On the Within-Group Fairness of Screening Classifiers
This addresses fairness issues in automated selection processes for demographic groups, but is incremental as it builds on existing calibration methods.
The paper identifies that calibrated screening classifiers can cause within-group unfairness by treating qualified members within demographic groups unfairly, and proposes a post-processing algorithm to enforce within-group monotonicity, achieving this with minimal cost in prediction granularity and shortlist size.
Screening classifiers are increasingly used to identify qualified candidates in a variety of selection processes. In this context, it has been recently shown that, if a classifier is calibrated, one can identify the smallest set of candidates which contains, in expectation, a desired number of qualified candidates using a threshold decision rule. This lends support to focusing on calibration as the only requirement for screening classifiers. In this paper, we argue that screening policies that use calibrated classifiers may suffer from an understudied type of within-group unfairness -- they may unfairly treat qualified members within demographic groups of interest.

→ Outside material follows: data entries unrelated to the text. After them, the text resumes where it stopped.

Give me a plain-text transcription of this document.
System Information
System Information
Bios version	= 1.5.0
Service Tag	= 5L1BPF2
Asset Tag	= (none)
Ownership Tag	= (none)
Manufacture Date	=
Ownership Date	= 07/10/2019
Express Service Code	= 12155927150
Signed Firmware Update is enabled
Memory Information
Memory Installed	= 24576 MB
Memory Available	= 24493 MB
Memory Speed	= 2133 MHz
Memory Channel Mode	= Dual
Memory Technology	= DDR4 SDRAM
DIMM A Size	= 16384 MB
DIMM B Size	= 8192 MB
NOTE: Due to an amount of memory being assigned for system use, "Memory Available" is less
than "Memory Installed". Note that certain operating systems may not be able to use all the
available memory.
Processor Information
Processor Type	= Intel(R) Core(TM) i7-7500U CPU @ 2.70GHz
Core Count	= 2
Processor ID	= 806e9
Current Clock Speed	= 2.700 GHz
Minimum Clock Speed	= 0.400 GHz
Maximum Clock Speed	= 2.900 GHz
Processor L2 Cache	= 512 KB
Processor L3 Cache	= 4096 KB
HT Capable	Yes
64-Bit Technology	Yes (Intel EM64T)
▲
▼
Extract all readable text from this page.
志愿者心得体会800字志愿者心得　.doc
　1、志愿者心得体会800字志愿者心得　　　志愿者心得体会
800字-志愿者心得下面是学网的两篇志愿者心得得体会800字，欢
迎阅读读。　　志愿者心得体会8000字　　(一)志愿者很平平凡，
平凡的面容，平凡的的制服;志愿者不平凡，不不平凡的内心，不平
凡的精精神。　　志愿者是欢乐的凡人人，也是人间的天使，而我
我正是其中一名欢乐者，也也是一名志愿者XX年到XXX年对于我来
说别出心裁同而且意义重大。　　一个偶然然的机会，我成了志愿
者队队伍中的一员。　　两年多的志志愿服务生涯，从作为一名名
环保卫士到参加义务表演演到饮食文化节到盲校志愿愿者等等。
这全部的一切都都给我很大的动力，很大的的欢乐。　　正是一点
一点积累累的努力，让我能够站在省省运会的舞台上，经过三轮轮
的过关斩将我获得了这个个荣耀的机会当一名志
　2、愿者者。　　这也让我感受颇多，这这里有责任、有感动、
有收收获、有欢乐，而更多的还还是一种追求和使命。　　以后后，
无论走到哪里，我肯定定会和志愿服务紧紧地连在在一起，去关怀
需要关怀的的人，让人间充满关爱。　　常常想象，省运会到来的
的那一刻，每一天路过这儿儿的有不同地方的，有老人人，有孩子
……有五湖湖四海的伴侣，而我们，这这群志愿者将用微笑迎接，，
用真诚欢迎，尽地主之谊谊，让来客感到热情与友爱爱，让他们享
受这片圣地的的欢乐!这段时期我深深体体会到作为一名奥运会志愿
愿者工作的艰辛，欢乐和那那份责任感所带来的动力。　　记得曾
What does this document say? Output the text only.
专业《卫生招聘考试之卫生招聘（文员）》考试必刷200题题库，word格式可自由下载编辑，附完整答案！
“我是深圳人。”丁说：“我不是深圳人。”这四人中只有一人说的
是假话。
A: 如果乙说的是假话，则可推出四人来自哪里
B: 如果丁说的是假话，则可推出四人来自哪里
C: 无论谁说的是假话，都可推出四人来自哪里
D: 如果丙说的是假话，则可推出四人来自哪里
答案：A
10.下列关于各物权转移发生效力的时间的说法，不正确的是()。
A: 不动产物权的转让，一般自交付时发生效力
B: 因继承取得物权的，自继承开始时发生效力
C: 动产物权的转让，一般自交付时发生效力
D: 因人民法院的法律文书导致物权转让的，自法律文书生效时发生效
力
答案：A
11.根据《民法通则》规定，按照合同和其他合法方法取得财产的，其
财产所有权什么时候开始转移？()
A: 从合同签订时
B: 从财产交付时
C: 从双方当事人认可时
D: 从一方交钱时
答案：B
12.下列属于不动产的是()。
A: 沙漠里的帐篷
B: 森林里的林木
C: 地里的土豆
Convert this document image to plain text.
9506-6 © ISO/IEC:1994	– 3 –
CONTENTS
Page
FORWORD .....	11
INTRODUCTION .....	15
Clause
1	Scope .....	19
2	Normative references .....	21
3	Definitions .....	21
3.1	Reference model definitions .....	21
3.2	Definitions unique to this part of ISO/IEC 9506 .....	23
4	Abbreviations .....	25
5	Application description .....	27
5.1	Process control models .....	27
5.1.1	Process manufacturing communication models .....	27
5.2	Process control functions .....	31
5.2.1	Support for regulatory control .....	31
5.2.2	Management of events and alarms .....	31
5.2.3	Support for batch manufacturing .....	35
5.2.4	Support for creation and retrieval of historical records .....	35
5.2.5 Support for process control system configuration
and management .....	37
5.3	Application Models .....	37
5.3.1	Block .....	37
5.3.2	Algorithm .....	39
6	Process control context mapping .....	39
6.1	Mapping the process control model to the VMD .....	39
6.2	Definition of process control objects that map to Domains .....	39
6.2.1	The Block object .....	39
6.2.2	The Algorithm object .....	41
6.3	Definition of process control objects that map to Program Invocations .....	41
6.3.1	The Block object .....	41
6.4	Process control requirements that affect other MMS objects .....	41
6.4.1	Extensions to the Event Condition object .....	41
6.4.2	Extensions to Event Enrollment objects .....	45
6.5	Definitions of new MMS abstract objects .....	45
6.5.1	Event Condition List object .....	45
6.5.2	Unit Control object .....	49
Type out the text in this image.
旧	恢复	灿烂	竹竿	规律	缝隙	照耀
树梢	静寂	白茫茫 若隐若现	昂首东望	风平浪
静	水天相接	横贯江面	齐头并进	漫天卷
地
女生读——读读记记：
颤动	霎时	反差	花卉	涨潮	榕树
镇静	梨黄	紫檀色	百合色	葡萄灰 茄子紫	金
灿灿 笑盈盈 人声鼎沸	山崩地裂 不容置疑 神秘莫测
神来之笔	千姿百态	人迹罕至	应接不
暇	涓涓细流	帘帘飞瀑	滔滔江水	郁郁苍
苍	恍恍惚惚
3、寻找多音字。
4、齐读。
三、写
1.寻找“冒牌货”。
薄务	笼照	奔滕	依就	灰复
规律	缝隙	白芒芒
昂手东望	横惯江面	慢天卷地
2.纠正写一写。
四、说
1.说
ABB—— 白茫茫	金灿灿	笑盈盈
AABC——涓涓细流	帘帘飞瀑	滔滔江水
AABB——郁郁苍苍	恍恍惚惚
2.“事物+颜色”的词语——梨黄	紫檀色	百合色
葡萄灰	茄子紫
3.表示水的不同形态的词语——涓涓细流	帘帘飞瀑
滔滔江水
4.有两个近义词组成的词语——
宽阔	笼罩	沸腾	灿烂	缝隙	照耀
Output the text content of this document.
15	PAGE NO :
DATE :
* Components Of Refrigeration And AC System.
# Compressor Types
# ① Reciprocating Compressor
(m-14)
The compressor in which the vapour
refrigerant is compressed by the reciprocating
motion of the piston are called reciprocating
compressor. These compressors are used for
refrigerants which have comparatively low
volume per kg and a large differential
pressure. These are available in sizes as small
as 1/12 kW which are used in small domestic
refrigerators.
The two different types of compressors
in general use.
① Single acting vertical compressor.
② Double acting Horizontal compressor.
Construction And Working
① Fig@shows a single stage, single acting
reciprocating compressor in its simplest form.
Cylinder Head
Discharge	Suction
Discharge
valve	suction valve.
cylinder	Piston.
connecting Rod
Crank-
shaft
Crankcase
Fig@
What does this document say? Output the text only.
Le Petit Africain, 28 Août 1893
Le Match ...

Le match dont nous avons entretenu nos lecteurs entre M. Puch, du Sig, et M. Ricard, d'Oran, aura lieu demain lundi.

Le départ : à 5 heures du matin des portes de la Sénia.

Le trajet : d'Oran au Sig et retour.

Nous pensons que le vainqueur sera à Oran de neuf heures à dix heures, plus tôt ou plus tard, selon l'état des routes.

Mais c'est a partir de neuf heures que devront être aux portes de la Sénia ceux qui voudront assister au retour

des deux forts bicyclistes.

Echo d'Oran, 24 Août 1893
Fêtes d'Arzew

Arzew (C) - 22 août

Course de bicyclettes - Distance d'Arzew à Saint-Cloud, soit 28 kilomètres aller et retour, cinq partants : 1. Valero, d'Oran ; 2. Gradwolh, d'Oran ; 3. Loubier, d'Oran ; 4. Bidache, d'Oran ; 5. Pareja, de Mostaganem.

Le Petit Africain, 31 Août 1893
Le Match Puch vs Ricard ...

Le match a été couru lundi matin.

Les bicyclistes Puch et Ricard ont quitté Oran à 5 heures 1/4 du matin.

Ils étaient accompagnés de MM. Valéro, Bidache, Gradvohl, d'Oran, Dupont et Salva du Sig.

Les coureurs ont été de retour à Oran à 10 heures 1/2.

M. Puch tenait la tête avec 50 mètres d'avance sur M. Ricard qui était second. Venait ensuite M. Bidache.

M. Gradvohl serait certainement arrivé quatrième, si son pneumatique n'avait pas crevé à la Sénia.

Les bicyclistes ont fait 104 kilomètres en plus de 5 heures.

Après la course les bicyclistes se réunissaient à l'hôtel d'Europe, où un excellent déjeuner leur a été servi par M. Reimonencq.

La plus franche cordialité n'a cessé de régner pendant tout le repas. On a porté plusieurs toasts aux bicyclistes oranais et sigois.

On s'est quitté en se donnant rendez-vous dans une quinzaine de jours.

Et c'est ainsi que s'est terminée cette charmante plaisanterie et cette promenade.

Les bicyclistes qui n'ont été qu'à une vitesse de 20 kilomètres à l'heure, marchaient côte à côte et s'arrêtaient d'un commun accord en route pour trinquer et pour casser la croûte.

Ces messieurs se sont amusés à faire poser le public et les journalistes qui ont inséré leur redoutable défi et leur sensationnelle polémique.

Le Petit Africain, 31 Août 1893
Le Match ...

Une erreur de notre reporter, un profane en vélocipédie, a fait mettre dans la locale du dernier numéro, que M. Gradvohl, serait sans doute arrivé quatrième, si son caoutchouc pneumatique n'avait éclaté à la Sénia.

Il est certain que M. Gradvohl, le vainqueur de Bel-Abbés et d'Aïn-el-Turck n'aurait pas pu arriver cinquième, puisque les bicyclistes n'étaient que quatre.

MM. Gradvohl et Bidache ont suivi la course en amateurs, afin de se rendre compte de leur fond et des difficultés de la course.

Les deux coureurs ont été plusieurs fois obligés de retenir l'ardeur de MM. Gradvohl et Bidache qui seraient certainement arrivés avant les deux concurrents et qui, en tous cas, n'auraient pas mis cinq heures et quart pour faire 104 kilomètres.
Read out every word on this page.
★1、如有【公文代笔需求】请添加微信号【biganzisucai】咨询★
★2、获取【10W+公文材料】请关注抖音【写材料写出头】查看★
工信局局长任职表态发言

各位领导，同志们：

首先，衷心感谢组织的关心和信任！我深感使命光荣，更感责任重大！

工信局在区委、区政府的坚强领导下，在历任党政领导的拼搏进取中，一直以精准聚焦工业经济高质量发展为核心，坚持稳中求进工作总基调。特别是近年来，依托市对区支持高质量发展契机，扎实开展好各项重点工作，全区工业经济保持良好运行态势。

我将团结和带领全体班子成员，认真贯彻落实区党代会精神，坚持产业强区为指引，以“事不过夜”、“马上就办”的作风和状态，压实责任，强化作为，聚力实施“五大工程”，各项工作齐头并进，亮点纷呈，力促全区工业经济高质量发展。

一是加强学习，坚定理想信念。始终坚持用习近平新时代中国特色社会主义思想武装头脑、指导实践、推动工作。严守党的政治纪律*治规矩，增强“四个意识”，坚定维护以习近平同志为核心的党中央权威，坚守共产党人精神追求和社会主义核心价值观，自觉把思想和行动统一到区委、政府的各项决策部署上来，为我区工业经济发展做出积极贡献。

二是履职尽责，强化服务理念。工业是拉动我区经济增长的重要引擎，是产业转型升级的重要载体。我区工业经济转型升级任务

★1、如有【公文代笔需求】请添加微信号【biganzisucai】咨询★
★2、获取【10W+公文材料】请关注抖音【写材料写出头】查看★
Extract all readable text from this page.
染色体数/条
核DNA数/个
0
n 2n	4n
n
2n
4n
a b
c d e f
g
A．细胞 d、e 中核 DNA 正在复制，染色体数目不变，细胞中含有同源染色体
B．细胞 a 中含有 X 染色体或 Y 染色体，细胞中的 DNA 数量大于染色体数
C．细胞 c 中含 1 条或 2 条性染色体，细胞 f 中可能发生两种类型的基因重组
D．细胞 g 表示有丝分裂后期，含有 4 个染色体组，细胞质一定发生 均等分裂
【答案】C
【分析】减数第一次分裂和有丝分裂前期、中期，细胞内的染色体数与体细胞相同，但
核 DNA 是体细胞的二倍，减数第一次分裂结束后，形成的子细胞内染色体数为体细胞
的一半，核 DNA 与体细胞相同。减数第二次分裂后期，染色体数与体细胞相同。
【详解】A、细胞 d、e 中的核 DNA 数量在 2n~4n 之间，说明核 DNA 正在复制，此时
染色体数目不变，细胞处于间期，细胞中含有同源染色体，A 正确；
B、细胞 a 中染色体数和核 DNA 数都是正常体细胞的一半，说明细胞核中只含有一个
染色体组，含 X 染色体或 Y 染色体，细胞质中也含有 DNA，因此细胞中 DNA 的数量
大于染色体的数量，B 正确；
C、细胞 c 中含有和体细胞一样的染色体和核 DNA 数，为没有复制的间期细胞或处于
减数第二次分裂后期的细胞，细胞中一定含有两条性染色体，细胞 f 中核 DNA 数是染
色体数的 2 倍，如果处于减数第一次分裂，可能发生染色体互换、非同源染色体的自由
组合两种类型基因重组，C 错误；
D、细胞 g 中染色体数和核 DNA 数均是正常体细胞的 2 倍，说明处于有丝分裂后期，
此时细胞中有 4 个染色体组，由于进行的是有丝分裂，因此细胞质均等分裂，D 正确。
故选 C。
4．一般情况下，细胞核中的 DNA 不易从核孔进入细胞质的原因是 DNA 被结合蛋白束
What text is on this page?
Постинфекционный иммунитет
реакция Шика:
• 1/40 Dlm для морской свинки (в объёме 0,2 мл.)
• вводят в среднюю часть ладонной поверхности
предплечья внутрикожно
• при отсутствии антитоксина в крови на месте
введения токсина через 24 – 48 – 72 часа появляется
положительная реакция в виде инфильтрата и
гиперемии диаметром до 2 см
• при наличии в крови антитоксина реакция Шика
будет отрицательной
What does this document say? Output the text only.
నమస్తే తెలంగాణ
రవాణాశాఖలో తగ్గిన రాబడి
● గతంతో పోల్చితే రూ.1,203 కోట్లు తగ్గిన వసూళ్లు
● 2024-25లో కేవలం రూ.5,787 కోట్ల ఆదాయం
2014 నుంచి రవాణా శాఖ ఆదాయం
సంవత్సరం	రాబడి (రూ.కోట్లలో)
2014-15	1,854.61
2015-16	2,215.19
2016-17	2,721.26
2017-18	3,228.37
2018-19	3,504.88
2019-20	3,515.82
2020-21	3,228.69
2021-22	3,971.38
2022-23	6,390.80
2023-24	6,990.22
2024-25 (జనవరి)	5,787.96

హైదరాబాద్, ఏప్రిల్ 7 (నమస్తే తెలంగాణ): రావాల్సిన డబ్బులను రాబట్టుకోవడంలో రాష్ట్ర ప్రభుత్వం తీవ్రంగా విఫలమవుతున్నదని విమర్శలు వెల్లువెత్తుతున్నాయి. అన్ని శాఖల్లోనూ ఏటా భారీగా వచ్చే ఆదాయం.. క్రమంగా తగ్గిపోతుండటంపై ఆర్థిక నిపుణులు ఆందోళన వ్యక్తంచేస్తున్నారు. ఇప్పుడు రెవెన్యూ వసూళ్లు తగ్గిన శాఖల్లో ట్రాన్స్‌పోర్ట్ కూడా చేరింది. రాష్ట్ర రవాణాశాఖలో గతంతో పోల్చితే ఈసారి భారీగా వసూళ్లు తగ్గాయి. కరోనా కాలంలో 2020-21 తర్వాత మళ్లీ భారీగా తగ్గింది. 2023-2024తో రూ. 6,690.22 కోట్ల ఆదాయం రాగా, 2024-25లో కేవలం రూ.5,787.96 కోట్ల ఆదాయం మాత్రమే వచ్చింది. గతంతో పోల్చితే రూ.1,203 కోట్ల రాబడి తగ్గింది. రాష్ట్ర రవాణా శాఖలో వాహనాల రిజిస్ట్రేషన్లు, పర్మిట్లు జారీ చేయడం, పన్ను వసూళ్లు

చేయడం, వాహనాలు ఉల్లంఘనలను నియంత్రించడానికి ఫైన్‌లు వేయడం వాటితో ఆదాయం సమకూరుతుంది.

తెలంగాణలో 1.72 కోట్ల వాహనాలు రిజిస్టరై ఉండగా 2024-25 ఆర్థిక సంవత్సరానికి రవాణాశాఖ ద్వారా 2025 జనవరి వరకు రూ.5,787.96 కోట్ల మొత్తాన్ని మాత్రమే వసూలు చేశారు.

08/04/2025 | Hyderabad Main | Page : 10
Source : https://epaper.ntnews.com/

Further, we argue that this type of unfairness can be avoided if classifiers satisfy within-group monotonicity, a natural monotonicity property within each of the groups. Then, we introduce an efficient post-processing algorithm based on dynamic programming to minimally modify a given calibrated classifier so that its probability estimates satisfy within-group monotonicity. We validate our algorithm using US Census survey data and show that within-group monotonicity can be often achieved at a small cost in terms of prediction granularity and shortlist size.